If infants are indeed reaching to interact with the outside world much earlier than previously believed, then children can begin learning and developing at an earlier age, Galloway says. "Development, of course, builds on the past," he says. "Therefore, a small increase in the ability to explore objects early on has the potential to have enormous impact on a child's later level of function."

Galloway also recently published work showing that healthy infants provided with increased arm movement, or flapping, were able to reach at an earlier age than is typical. Most infants do not gain enough arm control to reach until they are 4 or 5 months old, so Galloway uses a technique called "the mobile paradigm" to increase the amount of flapping. He straps soft bands around the babies' wrists and connects the bands to an overhead mobile. When the babies begin flapping their arms, they see the mobile move and begin to realize that they can use their arms to affect the outside world.

Decades of research have used the mobile paradigm to assess infant memory, but this is the first time that researchers have used the paradigm to train young infants. Galloway now is extending this work to see if babies born at risk can benefit from this special training and whether the training can influence the onset of successful feet reaching.

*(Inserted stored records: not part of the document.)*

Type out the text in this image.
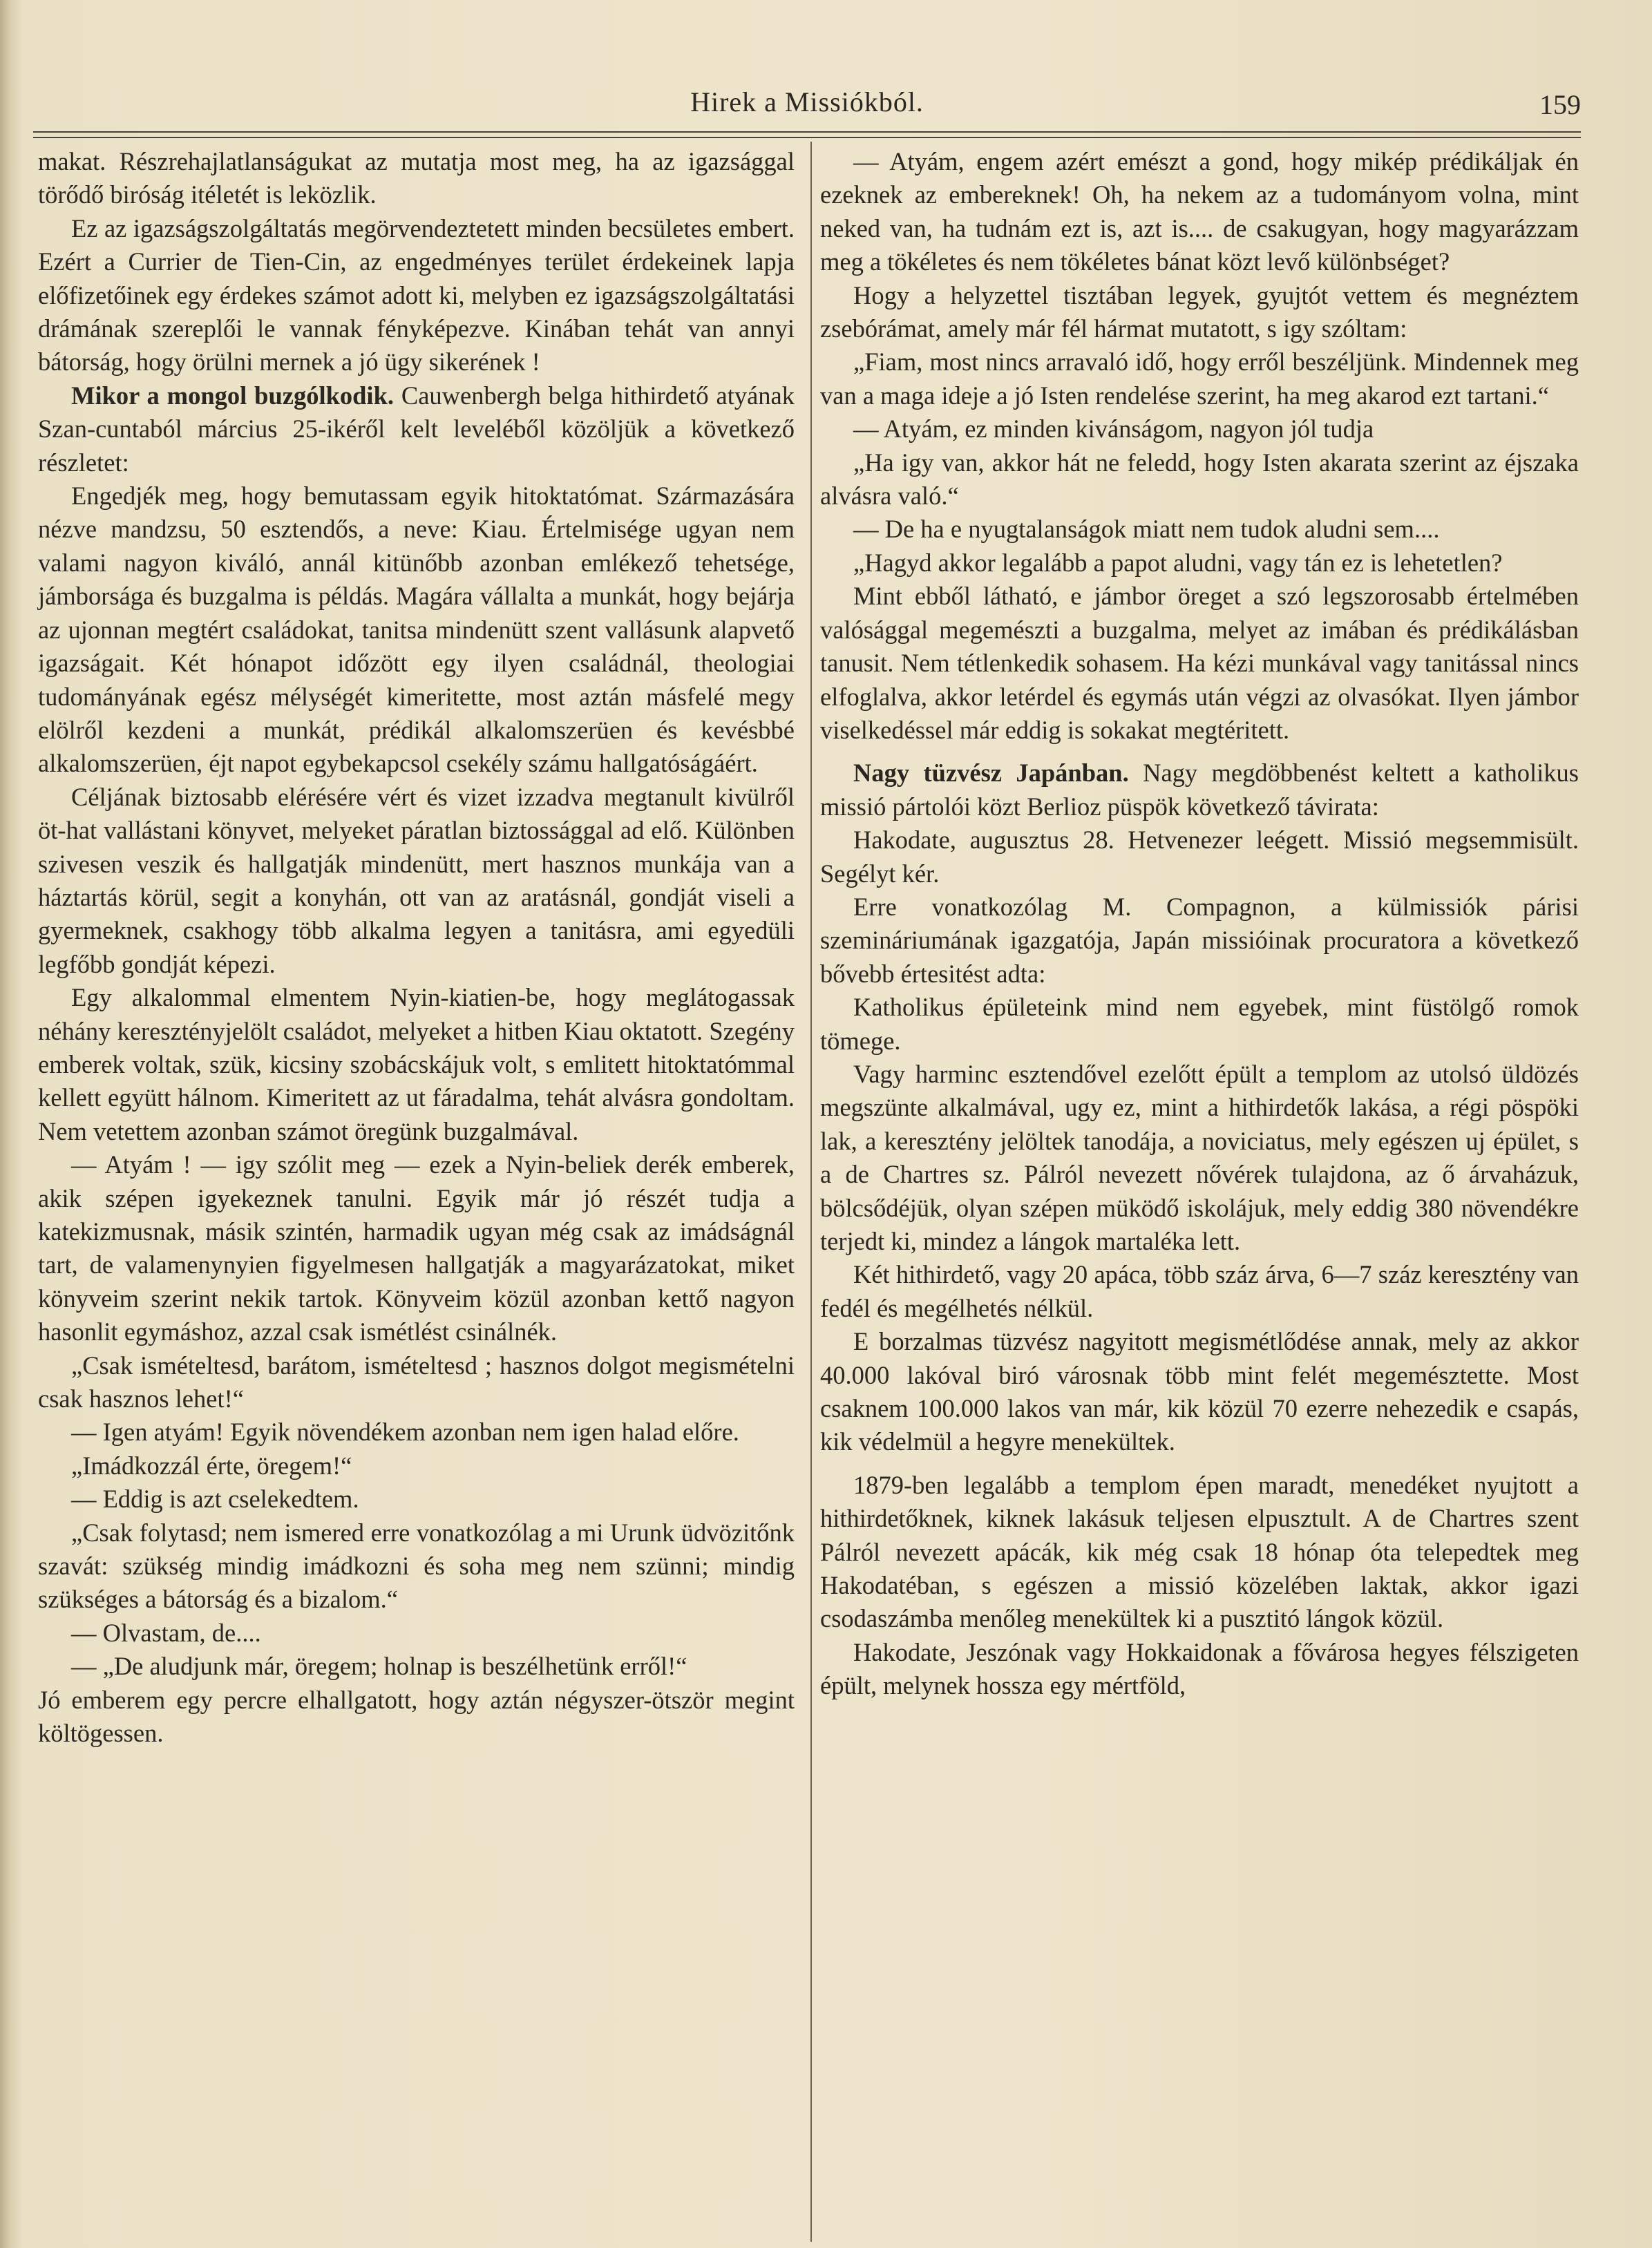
Hirek a Missiókból.	159

makat. Részrehajlatlanságukat az mutatja most meg, ha az igazsággal törődő biróság itéletét is leközlik.

Ez az igazságszolgáltatás megörvendeztetett minden becsületes embert. Ezért a Currier de Tien-Cin, az engedményes terület érdekeinek lapja előfizetőinek egy érdekes számot adott ki, melyben ez igazságszolgáltatási drámának szereplői le vannak fényképezve. Kinában tehát van annyi bátorság, hogy örülni mernek a jó ügy sikerének !

Mikor a mongol buzgólkodik. Cauwenbergh belga hithirdető atyának Szan-cuntaból március 25-ikéről kelt leveléből közöljük a következő részletet:

Engedjék meg, hogy bemutassam egyik hitoktatómat. Származására nézve mandzsu, 50 esztendős, a neve: Kiau. Értelmisége ugyan nem valami nagyon kiváló, annál kitünőbb azonban emlékező tehetsége, jámborsága és buzgalma is példás. Magára vállalta a munkát, hogy bejárja az ujonnan megtért családokat, tanitsa mindenütt szent vallásunk alapvető igazságait. Két hónapot időzött egy ilyen családnál, theologiai tudományának egész mélységét kimeritette, most aztán másfelé megy elölről kezdeni a munkát, prédikál alkalomszerüen és kevésbbé alkalomszerüen, éjt napot egybekapcsol csekély számu hallgatóságáért.

Céljának biztosabb elérésére vért és vizet izzadva megtanult kivülről öt-hat vallástani könyvet, melyeket páratlan biztossággal ad elő. Különben szivesen veszik és hallgatják mindenütt, mert hasznos munkája van a háztartás körül, segit a konyhán, ott van az aratásnál, gondját viseli a gyermeknek, csakhogy több alkalma legyen a tanitásra, ami egyedüli legfőbb gondját képezi.

Egy alkalommal elmentem Nyin-kiatien-be, hogy meglátogassak néhány keresztényjelölt családot, melyeket a hitben Kiau oktatott. Szegény emberek voltak, szük, kicsiny szobácskájuk volt, s emlitett hitoktatómmal kellett együtt hálnom. Kimeritett az ut fáradalma, tehát alvásra gondoltam. Nem vetettem azonban számot öregünk buzgalmával.

— Atyám ! — igy szólit meg — ezek a Nyin-beliek derék emberek, akik szépen igyekeznek tanulni. Egyik már jó részét tudja a katekizmusnak, másik szintén, harmadik ugyan még csak az imádságnál tart, de valamenynyien figyelmesen hallgatják a magyarázatokat, miket könyveim szerint nekik tartok. Könyveim közül azonban kettő nagyon hasonlit egymáshoz, azzal csak ismétlést csinálnék.

„Csak ismételtesd, barátom, ismételtesd ; hasznos dolgot megismételni csak hasznos lehet!“

— Igen atyám! Egyik növendékem azonban nem igen halad előre.

„Imádkozzál érte, öregem!“

— Eddig is azt cselekedtem.

„Csak folytasd; nem ismered erre vonatkozólag a mi Urunk üdvözitőnk szavát: szükség mindig imádkozni és soha meg nem szünni; mindig szükséges a bátorság és a bizalom.“

— Olvastam, de....

— „De aludjunk már, öregem; holnap is beszélhetünk erről!“

Jó emberem egy percre elhallgatott, hogy aztán négyszer-ötször megint költögessen.

— Atyám, engem azért emészt a gond, hogy mikép prédikáljak én ezeknek az embereknek! Oh, ha nekem az a tudományom volna, mint neked van, ha tudnám ezt is, azt is.... de csakugyan, hogy magyarázzam meg a tökéletes és nem tökéletes bánat közt levő különbséget?

Hogy a helyzettel tisztában legyek, gyujtót vettem és megnéztem zsebórámat, amely már fél hármat mutatott, s igy szóltam:

„Fiam, most nincs arravaló idő, hogy erről beszéljünk. Mindennek meg van a maga ideje a jó Isten rendelése szerint, ha meg akarod ezt tartani.“

— Atyám, ez minden kivánságom, nagyon jól tudja

„Ha igy van, akkor hát ne feledd, hogy Isten akarata szerint az éjszaka alvásra való.“

— De ha e nyugtalanságok miatt nem tudok aludni sem....

„Hagyd akkor legalább a papot aludni, vagy tán ez is lehetetlen?

Mint ebből látható, e jámbor öreget a szó legszorosabb értelmében valósággal megemészti a buzgalma, melyet az imában és prédikálásban tanusit. Nem tétlenkedik sohasem. Ha kézi munkával vagy tanitással nincs elfoglalva, akkor letérdel és egymás után végzi az olvasókat. Ilyen jámbor viselkedéssel már eddig is sokakat megtéritett.

Nagy tüzvész Japánban. Nagy megdöbbenést keltett a katholikus missió pártolói közt Berlioz püspök következő távirata:

Hakodate, augusztus 28. Hetvenezer leégett. Missió megsemmisült. Segélyt kér.

Erre vonatkozólag M. Compagnon, a külmissiók párisi szemináriumának igazgatója, Japán missióinak procuratora a következő bővebb értesitést adta:

Katholikus épületeink mind nem egyebek, mint füstölgő romok tömege.

Vagy harminc esztendővel ezelőtt épült a templom az utolsó üldözés megszünte alkalmával, ugy ez, mint a hithirdetők lakása, a régi pöspöki lak, a keresztény jelöltek tanodája, a noviciatus, mely egészen uj épület, s a de Chartres sz. Pálról nevezett nővérek tulajdona, az ő árvaházuk, bölcsődéjük, olyan szépen müködő iskolájuk, mely eddig 380 növendékre terjedt ki, mindez a lángok martaléka lett.

Két hithirdető, vagy 20 apáca, több száz árva, 6—7 száz keresztény van fedél és megélhetés nélkül.

E borzalmas tüzvész nagyitott megismétlődése annak, mely az akkor 40.000 lakóval biró városnak több mint felét megemésztette. Most csaknem 100.000 lakos van már, kik közül 70 ezerre nehezedik e csapás, kik védelmül a hegyre menekültek.

1879-ben legalább a templom épen maradt, menedéket nyujtott a hithirdetőknek, kiknek lakásuk teljesen elpusztult. A de Chartres szent Pálról nevezett apácák, kik még csak 18 hónap óta telepedtek meg Hakodatéban, s egészen a missió közelében laktak, akkor igazi csodaszámba menőleg menekültek ki a pusztitó lángok közül.

Hakodate, Jeszónak vagy Hokkaidonak a fővárosa hegyes félszigeten épült, melynek hossza egy mértföld,
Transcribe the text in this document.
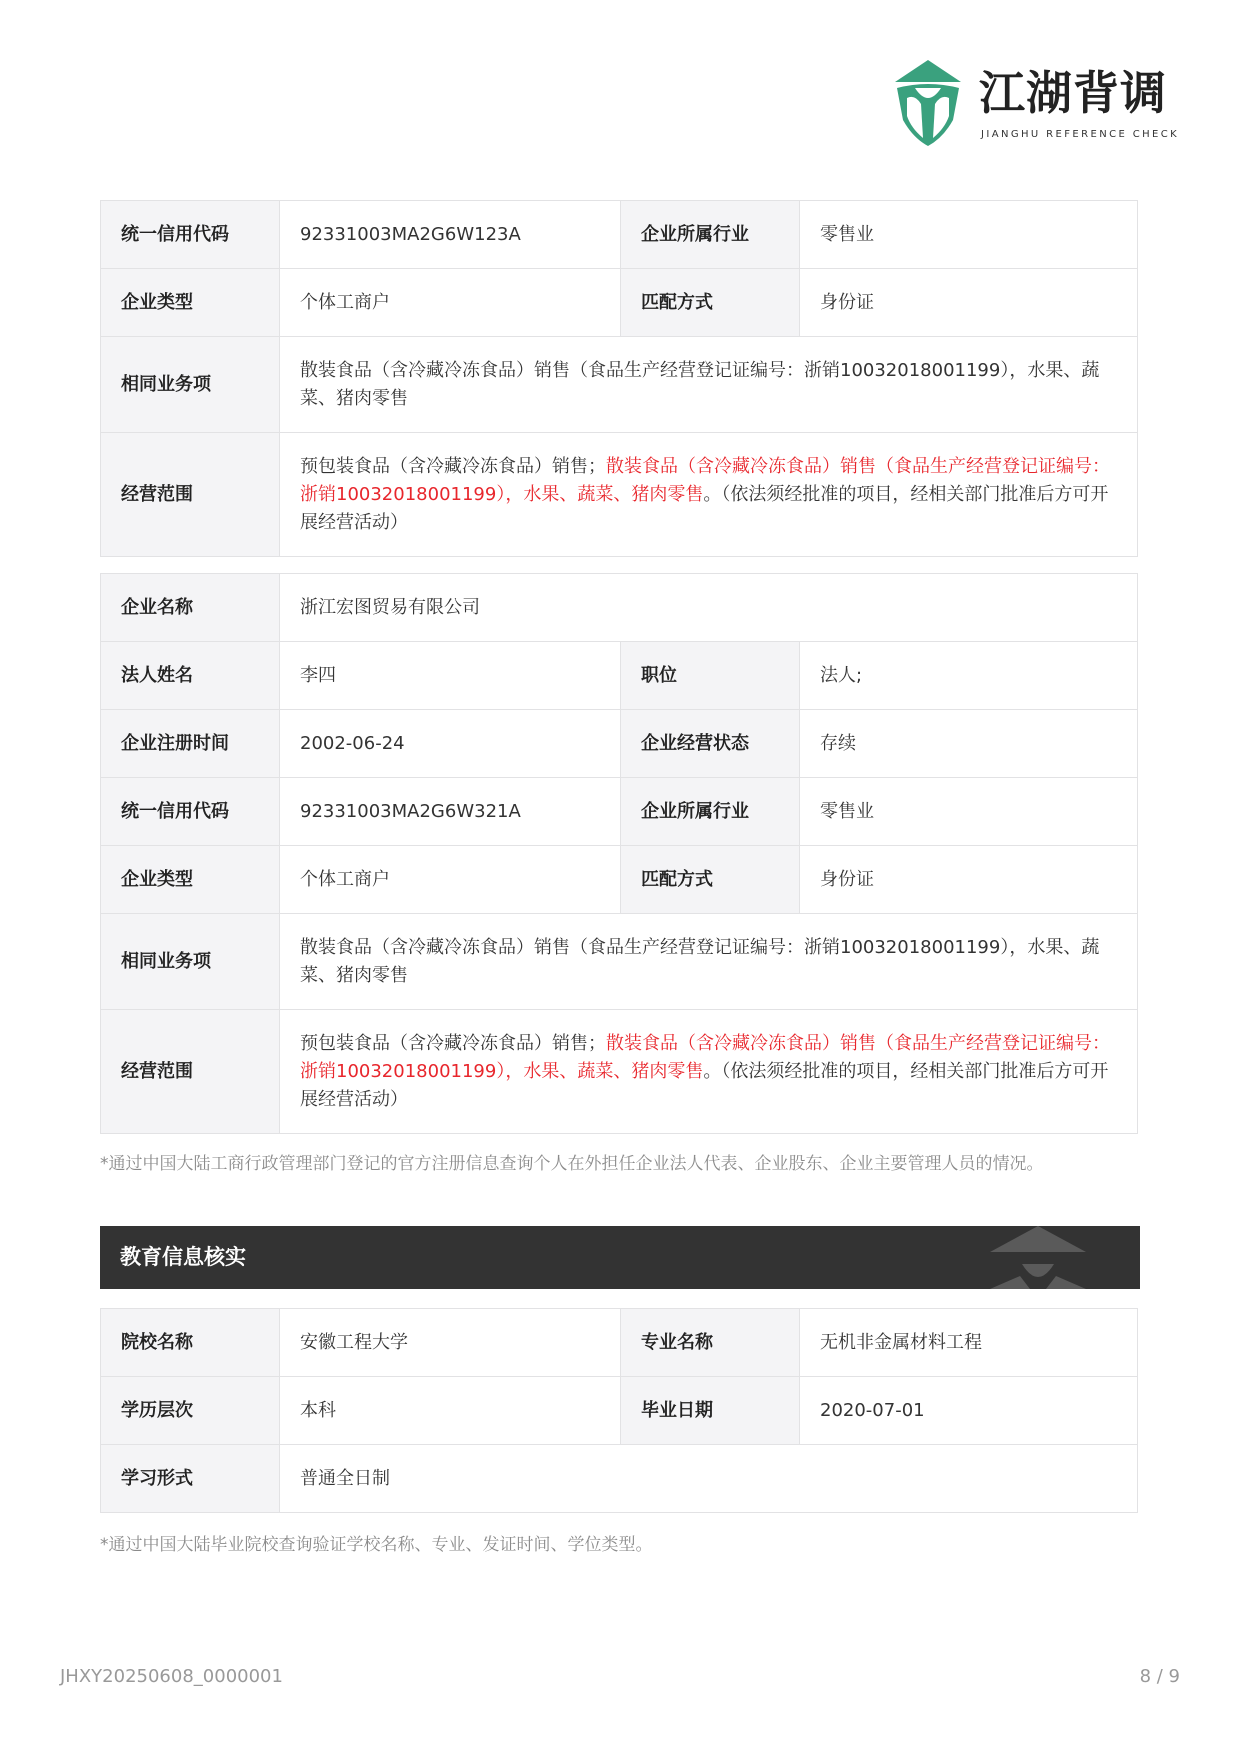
江湖背调
JIANGHU REFERENCE CHECK
统一信用代码	92331003MA2G6W123A	企业所属行业	零售业
企业类型	个体工商户	匹配方式	身份证
相同业务项	散装食品（含冷藏冷冻食品）销售（食品生产经营登记证编号：浙销10032018001199），水果、蔬菜、猪肉零售		
经营范围	预包装食品（含冷藏冷冻食品）销售；散装食品（含冷藏冷冻食品）销售（食品生产经营登记证编号：浙销10032018001199），水果、蔬菜、猪肉零售。（依法须经批准的项目，经相关部门批准后方可开展经营活动）		
企业名称	浙江宏图贸易有限公司		
法人姓名	李四	职位	法人;
企业注册时间	2002-06-24	企业经营状态	存续
统一信用代码	92331003MA2G6W321A	企业所属行业	零售业
企业类型	个体工商户	匹配方式	身份证
相同业务项	散装食品（含冷藏冷冻食品）销售（食品生产经营登记证编号：浙销10032018001199），水果、蔬菜、猪肉零售		
经营范围	预包装食品（含冷藏冷冻食品）销售；散装食品（含冷藏冷冻食品）销售（食品生产经营登记证编号：浙销10032018001199），水果、蔬菜、猪肉零售。（依法须经批准的项目，经相关部门批准后方可开展经营活动）		
*通过中国大陆工商行政管理部门登记的官方注册信息查询个人在外担任企业法人代表、企业股东、企业主要管理人员的情况。
教育信息核实
院校名称	安徽工程大学	专业名称	无机非金属材料工程
学历层次	本科	毕业日期	2020-07-01
学习形式	普通全日制		
*通过中国大陆毕业院校查询验证学校名称、专业、发证时间、学位类型。
JHXY20250608_0000001	8 / 9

Galloway has received a grant from the National Institutes of Health to conduct a study determining when the average child begins feet reaching and to explore the transition between spontaneous movement and controlled movement. He will be studying infants 4 weeks old and monitoring them until they are 5 or 6 months old. He says he hopes to determine whether the extra reaching experience at earlier ages triggers faster development.

The initial project focuses on healthy infants. Follow-up studies with graduate students Jill Heathcock, Anjana Bhat and Michele Lobo will focus on infants born at risk for such coordination disorders as cerebral palsy. The University's Early Learning Center, which is set to open next year and will offer child care, clinical services and research as well as educational opportunities for UD students, will play an important role in his research project, Galloway says.

"Many labs, including ours, are very excited about the possibilities for conducting early intervention research in such a state-of-the-art facility," he says.

The results could give babies in this country a "leg up," but they also could be immediately useful in developing countries because the techniques are nearly cost-free, Galloway says. His research also will study the differences that culture and socioeconomic factors play in determining the rate of a child's development.

"This is important information, because reaching is not just reaching," Galloway says. "It's the gateway to interacting with the outside world."